“My lady went to her toilet,
In her chamber so pretty and neat,
And said to her damsel Oyclet,
‘Bring me my bracelet, sweet.’”
And then the person called Bracelet must dash in and catch the trencher before it ceases to spin, on the penalty of a forfeit, which may be glove, handkerchief or what not. All the forfeits are kept until the close of the game, and then the penalties are exacted.
This part of the game is generally considered the most amusing, for the penalties, as at Rookwood Grange, are generally the most whimsical and ridiculous that can be devised. Bob Link was elected to the office of sentencer on this occasion, and when I saw what he inflicted, I began to quake for myself, as I remembered the one white glove of mine that lay in the confiscated heap before him. He took up a silk handkerchief and began—“Here is a thing, and a very pretty thing, whose, let me know, is this pretty thing?” Curly Mr. Dick acknowledged it, whereupon he was ordered to lie flat on the floor and repeat the following absurd lines:—
“Here lies the length of a long, lazy lubber,
And here must he lie
Till the lass he loves best comes and kisses him.”
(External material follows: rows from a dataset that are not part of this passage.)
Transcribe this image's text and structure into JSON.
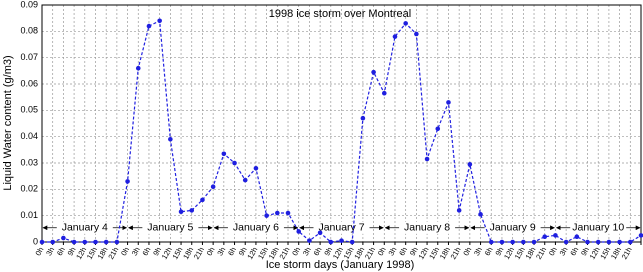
{
  "chart_data": {
    "type": "line",
    "title": "1998 ice storm over Montreal",
    "x_label": "Ice storm days (January 1998)",
    "y_label": "Liquid Water content (g/m3)",
    "categories": [
      "0h",
      "3h",
      "6h",
      "9h",
      "12h",
      "15h",
      "18h",
      "21h",
      "0h",
      "3h",
      "6h",
      "9h",
      "12h",
      "15h",
      "18h",
      "21h",
      "0h",
      "3h",
      "6h",
      "9h",
      "12h",
      "15h",
      "18h",
      "21h",
      "0h",
      "3h",
      "6h",
      "9h",
      "12h",
      "15h",
      "18h",
      "21h",
      "0h",
      "3h",
      "6h",
      "9h",
      "12h",
      "15h",
      "18h",
      "21h",
      "0h",
      "3h",
      "6h",
      "9h",
      "12h",
      "15h",
      "18h",
      "21h",
      "0h",
      "3h",
      "6h",
      "9h",
      "12h",
      "15h",
      "18h",
      "21h",
      null
    ],
    "series": [
      {
        "color": "#1f1fe0",
        "values": [
          0,
          0,
          0.0015,
          0,
          0,
          0,
          0,
          0,
          0.023,
          0.066,
          0.082,
          0.084,
          0.039,
          0.0115,
          0.012,
          0.016,
          0.021,
          0.0335,
          0.03,
          0.0235,
          0.028,
          0.01,
          0.011,
          0.011,
          0.004,
          0.0005,
          0.0035,
          0,
          0.0005,
          0,
          0.047,
          0.0645,
          0.0565,
          0.078,
          0.083,
          0.079,
          0.0315,
          0.043,
          0.053,
          0.012,
          0.0295,
          0.0105,
          0,
          0,
          0,
          0,
          0,
          0.002,
          0.0025,
          0,
          0.002,
          0,
          0,
          0,
          0,
          0,
          0.0025
        ]
      }
    ],
    "day_labels": [
      "January 4",
      "January 5",
      "January 6",
      "January 7",
      "January 8",
      "January 9",
      "January 10"
    ],
    "ylim": [
      0,
      0.09
    ],
    "yticks": [
      0,
      0.01,
      0.02,
      0.03,
      0.04,
      0.05,
      0.06,
      0.07,
      0.08,
      0.09
    ],
    "grid": true
  }
}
There seemed every chance of his continuing to decorate the floor all night, for in spite of his touching and laughable appeals, of course no one went near him; so, at last, up he sprang, and catching Cousin Kate, he kissed her; Kate not testifying any reliable signs of wrath, but only knitting her brows, while her eyes and lips laughed. Then lanky Cousin Joseph was ordered to “bow to the wittiest, kneel to the prettiest, and kiss the lass he loved best,” all of which ceremonies he performed before one and the same person—namely, Cousin Sophy, who was unfeignedly indignant thereat—Cousin Joseph always testified for her a loutish but most sincere and humble admiration. Another young man had to sing a song, which he did in the dolefulest manner, ending each verse with an unsupported chorus of “If we fall, we’ll get up again, we always did yet!” which was every word of the ditty that I could distinguish. Then I saw my own poor little glove drawn out, and Mr. Bob Link repeated his incantation—“Here is a thing, and a very pretty thing, whose, let me know, is this pretty thing?” and when I quivered out that it was mine, he said, “Oh! little Miss Poppy, it is yours, is it? Well, then, you must stand in the middle of the kitchen, under that green bush you see hanging down, and spell opportunity with Mr. David——” I thought I could do that, being well up in dictation-class at school, so when Cousin David laughing took me off to the public station, where the penalty was to be performed, I began breathlessly—“O-p op, p-o-r por;” when he cried, “No, no, that’s wrong; I must teach you,” and bending down his face, he was actually proposing to kiss me between each syllable, when I flung up one of my little paws and clutched his hair, ducked my own head down, finished the word, broke loose, and scurried back to my place in much less time than it has taken me to record the feat, while Cousin David, in the midst of a shout of laughter, cried out: “You little vixen!” while I asseverated vehemently, “I spelt it, I spelt it, I spelt it!” in answer to an outcry, that it would not do, and I must go back again. I would not do that, however, and Cousin David came and sat down by me feeling his nose reproachfully, and saying, “She scratches!” and I had scratched him, and I was glad of it; but Curly Dick said it was all for love, and that he had seen me hide the handful of hair I had torn off David’s pate, that I might carry it off home to have it made into a locket.